Intent: Try the user-requested 3-layer Phi-4-mini version to reduce layer CoreML calls from 32 to about 11, applying the validation-first notes call-hoisting/strength-reduction and whole-operation fusion discipline.

Setup: Built a non-destructive full INT8 stateful probe for layers 0–3 in local artifacts with gguf_to_ane.py --layer-start 0 --layer-end 3 --output-name phi4mini_layer0_3_q8; then compiled, ran strict MLComputePlan residency, and ran range golden quality. No perf/energy and no cleanup/deletion.

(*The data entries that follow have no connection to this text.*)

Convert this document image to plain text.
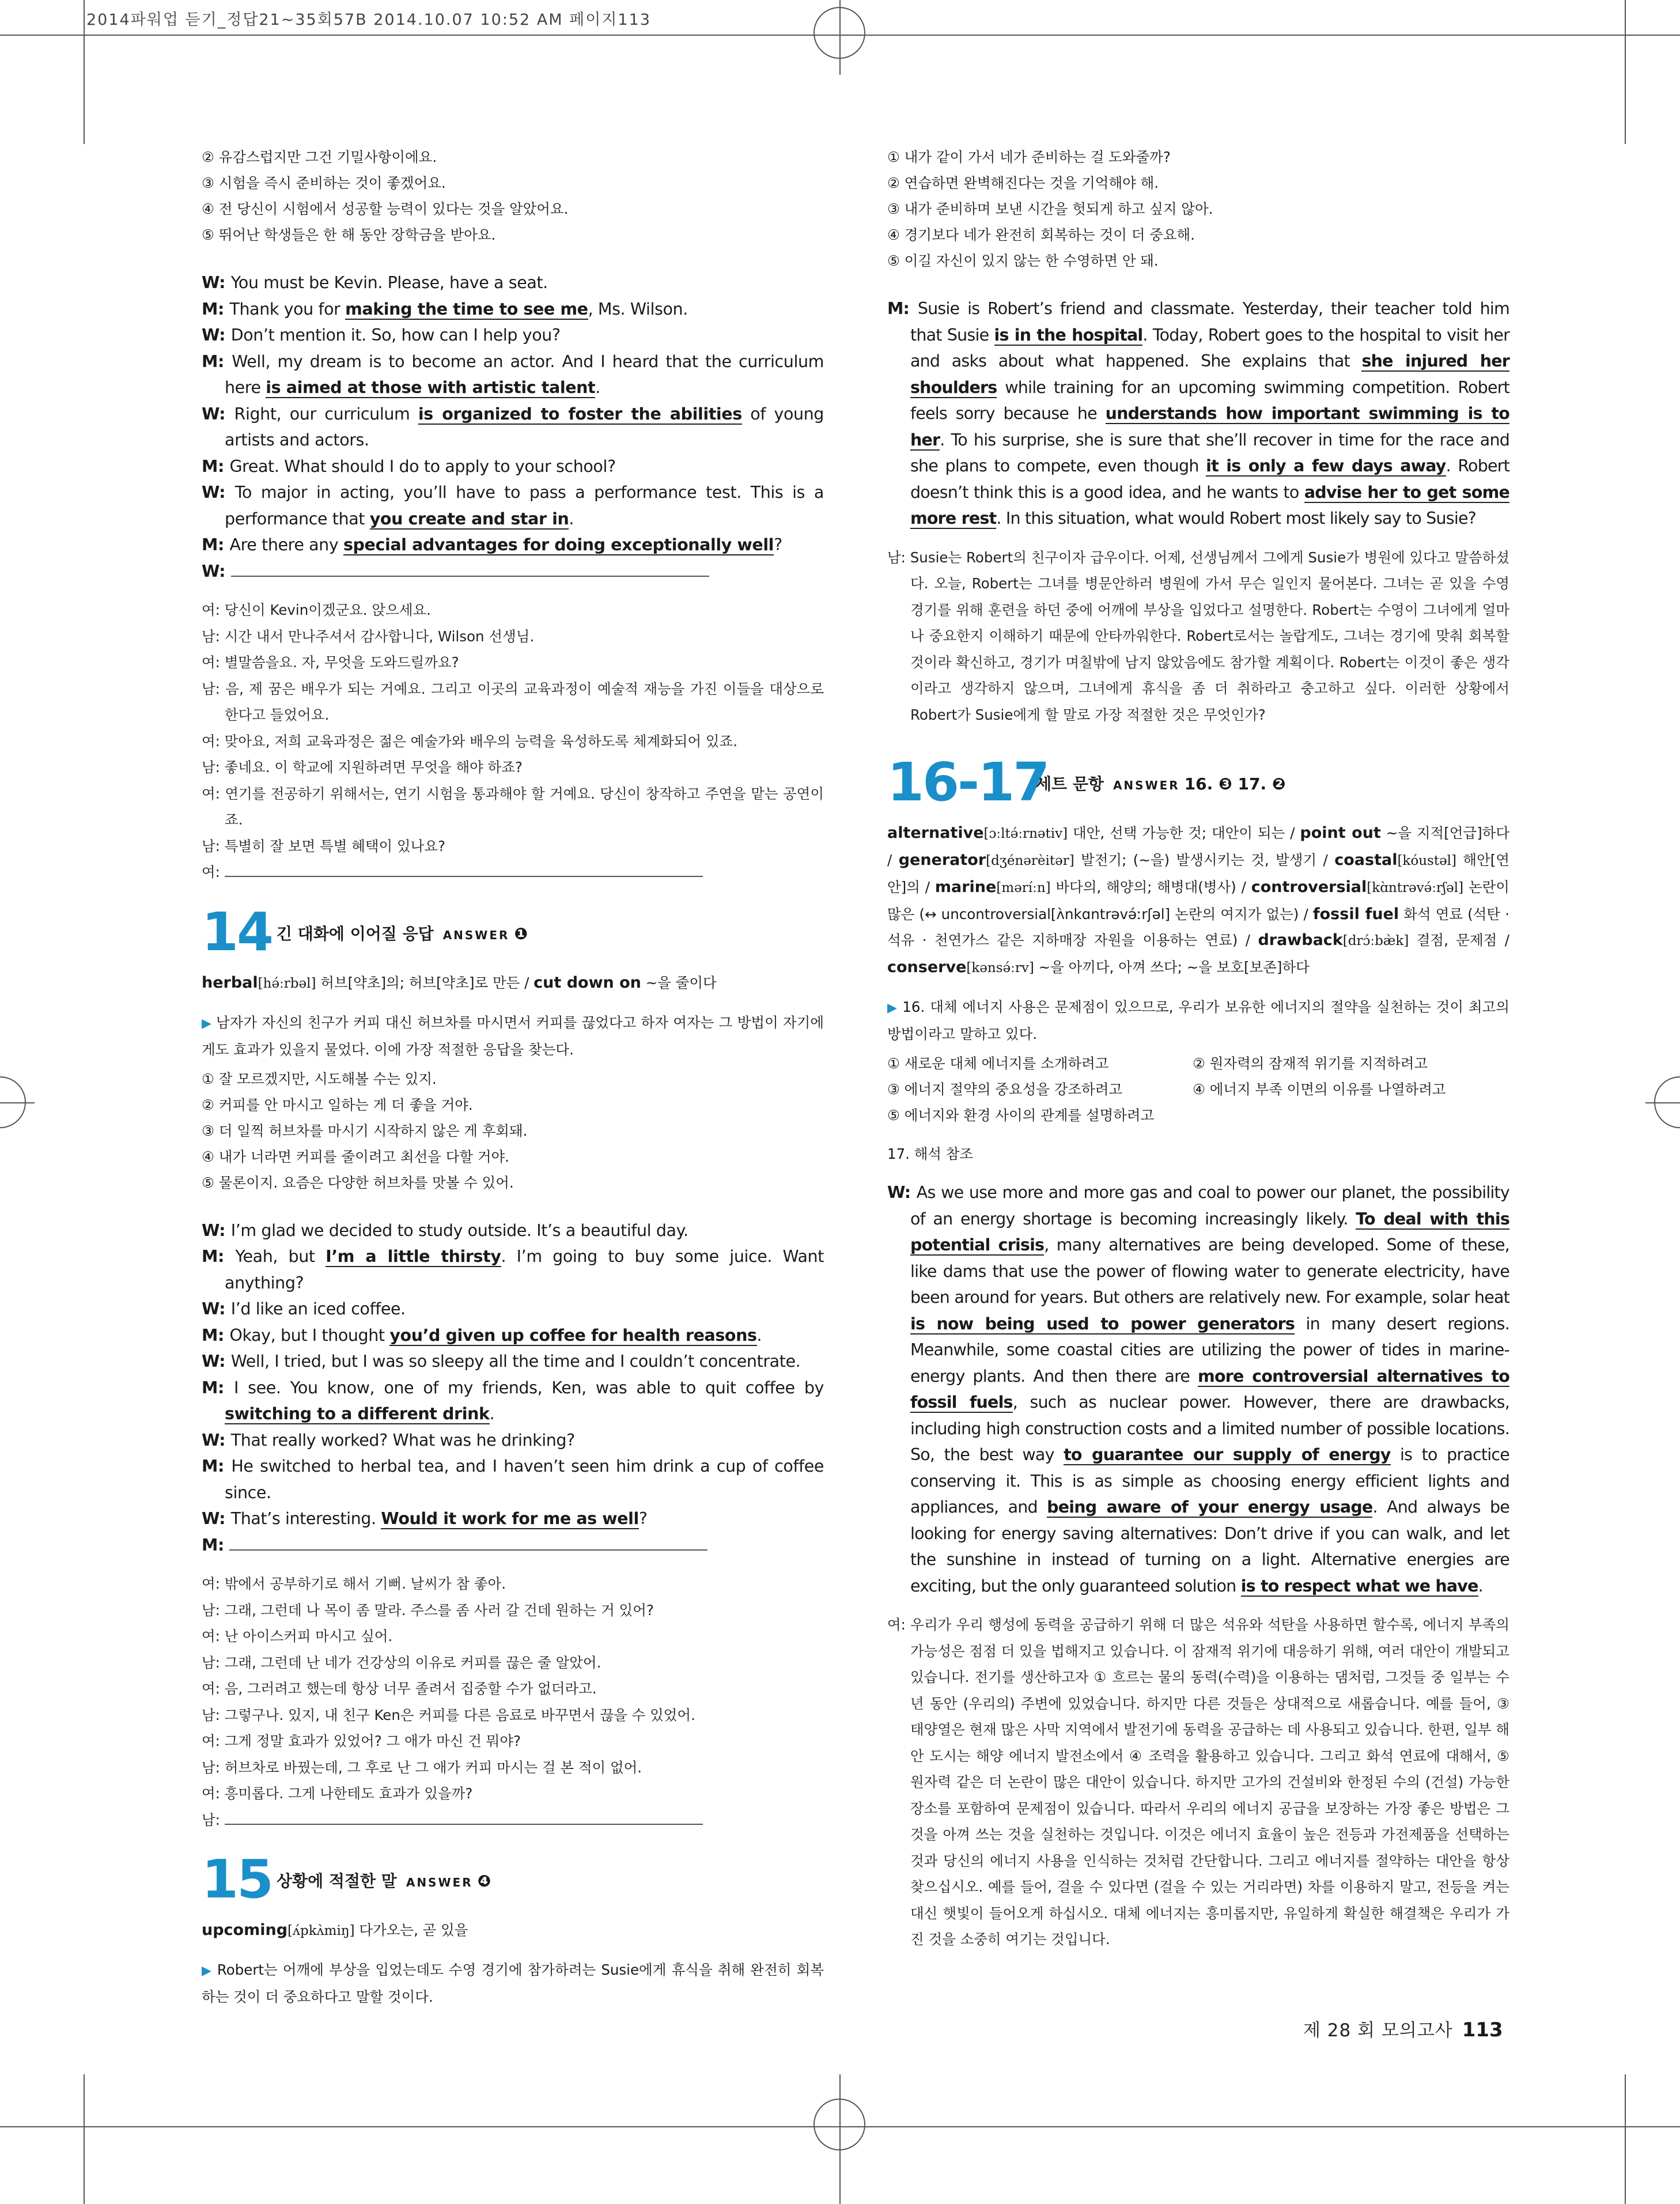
2014파워업 듣기_정답21~35회57B 2014.10.07 10:52 AM 페이지113
② 유감스럽지만 그건 기밀사항이에요.
③ 시험을 즉시 준비하는 것이 좋겠어요.
④ 전 당신이 시험에서 성공할 능력이 있다는 것을 알았어요.
⑤ 뛰어난 학생들은 한 해 동안 장학금을 받아요.
W: You must be Kevin. Please, have a seat.
M: Thank you for making the time to see me, Ms. Wilson.
W: Don’t mention it. So, how can I help you?
M: Well, my dream is to become an actor. And I heard that the curriculum here is aimed at those with artistic talent.
W: Right, our curriculum is organized to foster the abilities of young artists and actors.
M: Great. What should I do to apply to your school?
W: To major in acting, you’ll have to pass a performance test. This is a performance that you create and star in.
M: Are there any special advantages for doing exceptionally well?
W:
여: 당신이 Kevin이겠군요. 앉으세요.
남: 시간 내서 만나주셔서 감사합니다, Wilson 선생님.
여: 별말씀을요. 자, 무엇을 도와드릴까요?
남: 음, 제 꿈은 배우가 되는 거예요. 그리고 이곳의 교육과정이 예술적 재능을 가진 이들을 대상으로 한다고 들었어요.
여: 맞아요, 저희 교육과정은 젊은 예술가와 배우의 능력을 육성하도록 체계화되어 있죠.
남: 좋네요. 이 학교에 지원하려면 무엇을 해야 하죠?
여: 연기를 전공하기 위해서는, 연기 시험을 통과해야 할 거예요. 당신이 창작하고 주연을 맡는 공연이죠.
남: 특별히 잘 보면 특별 혜택이 있나요?
여:
14 긴 대화에 이어질 응답 ANSWER ❶
herbal[hə́ːrbəl] 허브[약초]의; 허브[약초]로 만든 / cut down on ~을 줄이다
▶ 남자가 자신의 친구가 커피 대신 허브차를 마시면서 커피를 끊었다고 하자 여자는 그 방법이 자기에게도 효과가 있을지 물었다. 이에 가장 적절한 응답을 찾는다.
① 잘 모르겠지만, 시도해볼 수는 있지.
② 커피를 안 마시고 일하는 게 더 좋을 거야.
③ 더 일찍 허브차를 마시기 시작하지 않은 게 후회돼.
④ 내가 너라면 커피를 줄이려고 최선을 다할 거야.
⑤ 물론이지. 요즘은 다양한 허브차를 맛볼 수 있어.
W: I’m glad we decided to study outside. It’s a beautiful day.
M: Yeah, but I’m a little thirsty. I’m going to buy some juice. Want anything?
W: I’d like an iced coffee.
M: Okay, but I thought you’d given up coffee for health reasons.
W: Well, I tried, but I was so sleepy all the time and I couldn’t concentrate.
M: I see. You know, one of my friends, Ken, was able to quit coffee by switching to a different drink.
W: That really worked? What was he drinking?
M: He switched to herbal tea, and I haven’t seen him drink a cup of coffee since.
W: That’s interesting. Would it work for me as well?
M:
여: 밖에서 공부하기로 해서 기뻐. 날씨가 참 좋아.
남: 그래, 그런데 나 목이 좀 말라. 주스를 좀 사러 갈 건데 원하는 거 있어?
여: 난 아이스커피 마시고 싶어.
남: 그래, 그런데 난 네가 건강상의 이유로 커피를 끊은 줄 알았어.
여: 음, 그러려고 했는데 항상 너무 졸려서 집중할 수가 없더라고.
남: 그렇구나. 있지, 내 친구 Ken은 커피를 다른 음료로 바꾸면서 끊을 수 있었어.
여: 그게 정말 효과가 있었어? 그 애가 마신 건 뭐야?
남: 허브차로 바꿨는데, 그 후로 난 그 애가 커피 마시는 걸 본 적이 없어.
여: 흥미롭다. 그게 나한테도 효과가 있을까?
남:
15 상황에 적절한 말 ANSWER ❹
upcoming[ʌ́pkʌ̀miŋ] 다가오는, 곧 있을
▶ Robert는 어깨에 부상을 입었는데도 수영 경기에 참가하려는 Susie에게 휴식을 취해 완전히 회복하는 것이 더 중요하다고 말할 것이다.
① 내가 같이 가서 네가 준비하는 걸 도와줄까?
② 연습하면 완벽해진다는 것을 기억해야 해.
③ 내가 준비하며 보낸 시간을 헛되게 하고 싶지 않아.
④ 경기보다 네가 완전히 회복하는 것이 더 중요해.
⑤ 이길 자신이 있지 않는 한 수영하면 안 돼.
M: Susie is Robert’s friend and classmate. Yesterday, their teacher told him that Susie is in the hospital. Today, Robert goes to the hospital to visit her and asks about what happened. She explains that she injured her shoulders while training for an upcoming swimming competition. Robert feels sorry because he understands how important swimming is to her. To his surprise, she is sure that she’ll recover in time for the race and she plans to compete, even though it is only a few days away. Robert doesn’t think this is a good idea, and he wants to advise her to get some more rest. In this situation, what would Robert most likely say to Susie?
남: Susie는 Robert의 친구이자 급우이다. 어제, 선생님께서 그에게 Susie가 병원에 있다고 말씀하셨다. 오늘, Robert는 그녀를 병문안하러 병원에 가서 무슨 일인지 물어본다. 그녀는 곧 있을 수영 경기를 위해 훈련을 하던 중에 어깨에 부상을 입었다고 설명한다. Robert는 수영이 그녀에게 얼마나 중요한지 이해하기 때문에 안타까워한다. Robert로서는 놀랍게도, 그녀는 경기에 맞춰 회복할 것이라 확신하고, 경기가 며칠밖에 남지 않았음에도 참가할 계획이다. Robert는 이것이 좋은 생각이라고 생각하지 않으며, 그녀에게 휴식을 좀 더 취하라고 충고하고 싶다. 이러한 상황에서 Robert가 Susie에게 할 말로 가장 적절한 것은 무엇인가?
16-17
세트 문항 ANSWER 16. ❸ 17. ❷
alternative[ɔːltə́ːrnətiv] 대안, 선택 가능한 것; 대안이 되는 / point out ~을 지적[언급]하다 / generator[dʒénərèitər] 발전기; (~을) 발생시키는 것, 발생기 / coastal[kóustəl] 해안[연안]의 / marine[məríːn] 바다의, 해양의; 해병대(병사) / controversial[kɑ̀ntrəvə́ːrʃəl] 논란이 많은 (↔ uncontroversial[ʌ̀nkɑntrəvə́ːrʃəl] 논란의 여지가 없는) / fossil fuel 화석 연료 (석탄 · 석유 · 천연가스 같은 지하매장 자원을 이용하는 연료) / drawback[drɔ́ːbæ̀k] 결점, 문제점 / conserve[kənsə́ːrv] ~을 아끼다, 아껴 쓰다; ~을 보호[보존]하다
▶ 16. 대체 에너지 사용은 문제점이 있으므로, 우리가 보유한 에너지의 절약을 실천하는 것이 최고의 방법이라고 말하고 있다.
① 새로운 대체 에너지를 소개하려고	② 원자력의 잠재적 위기를 지적하려고
③ 에너지 절약의 중요성을 강조하려고	④ 에너지 부족 이면의 이유를 나열하려고
⑤ 에너지와 환경 사이의 관계를 설명하려고
17. 해석 참조
W: As we use more and more gas and coal to power our planet, the possibility of an energy shortage is becoming increasingly likely. To deal with this potential crisis, many alternatives are being developed. Some of these, like dams that use the power of flowing water to generate electricity, have been around for years. But others are relatively new. For example, solar heat is now being used to power generators in many desert regions. Meanwhile, some coastal cities are utilizing the power of tides in marine-energy plants. And then there are more controversial alternatives to fossil fuels, such as nuclear power. However, there are drawbacks, including high construction costs and a limited number of possible locations. So, the best way to guarantee our supply of energy is to practice conserving it. This is as simple as choosing energy efficient lights and appliances, and being aware of your energy usage. And always be looking for energy saving alternatives: Don’t drive if you can walk, and let the sunshine in instead of turning on a light. Alternative energies are exciting, but the only guaranteed solution is to respect what we have.
여: 우리가 우리 행성에 동력을 공급하기 위해 더 많은 석유와 석탄을 사용하면 할수록, 에너지 부족의 가능성은 점점 더 있을 법해지고 있습니다. 이 잠재적 위기에 대응하기 위해, 여러 대안이 개발되고 있습니다. 전기를 생산하고자 ① 흐르는 물의 동력(수력)을 이용하는 댐처럼, 그것들 중 일부는 수년 동안 (우리의) 주변에 있었습니다. 하지만 다른 것들은 상대적으로 새롭습니다. 예를 들어, ③ 태양열은 현재 많은 사막 지역에서 발전기에 동력을 공급하는 데 사용되고 있습니다. 한편, 일부 해안 도시는 해양 에너지 발전소에서 ④ 조력을 활용하고 있습니다. 그리고 화석 연료에 대해서, ⑤ 원자력 같은 더 논란이 많은 대안이 있습니다. 하지만 고가의 건설비와 한정된 수의 (건설) 가능한 장소를 포함하여 문제점이 있습니다. 따라서 우리의 에너지 공급을 보장하는 가장 좋은 방법은 그것을 아껴 쓰는 것을 실천하는 것입니다. 이것은 에너지 효율이 높은 전등과 가전제품을 선택하는 것과 당신의 에너지 사용을 인식하는 것처럼 간단합니다. 그리고 에너지를 절약하는 대안을 항상 찾으십시오. 예를 들어, 걸을 수 있다면 (걸을 수 있는 거리라면) 차를 이용하지 말고, 전등을 켜는 대신 햇빛이 들어오게 하십시오. 대체 에너지는 흥미롭지만, 유일하게 확실한 해결책은 우리가 가진 것을 소중히 여기는 것입니다.
제 28 회 모의고사 113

Result: PASS. Conversion and compile succeeded. Artifact sizes: .mlpackage 288M and .mlmodelc 288M. Strict residency passed: conv_total=12 conv_ane=12 conv_non_ane=0; compute_total=438 compute_ane=438 compute_non_ane=0. Quality range smoke passed: cos_hidden=0.999768, rmse=0.013637, max_abs=0.094727.

Surprise / hurdle: The 288M compiled artifact exceeded the older conservative ~250 MB shard-size caution line but still compiled and remained fully ANE-resident for this range.

Lesson: Three-layer Phi-4-mini fusion is promising for reducing call count, but shard-size guidance must be revalidated per layer range rather than assumed from one successful 288M compile.

Next: Validate 3-layer shards across all layer ranges before any scale-out/perf/energy claim; keep cleanup/deletion out of this probe path.

Refs: research/ANE_CHAIN_SCHEMA.md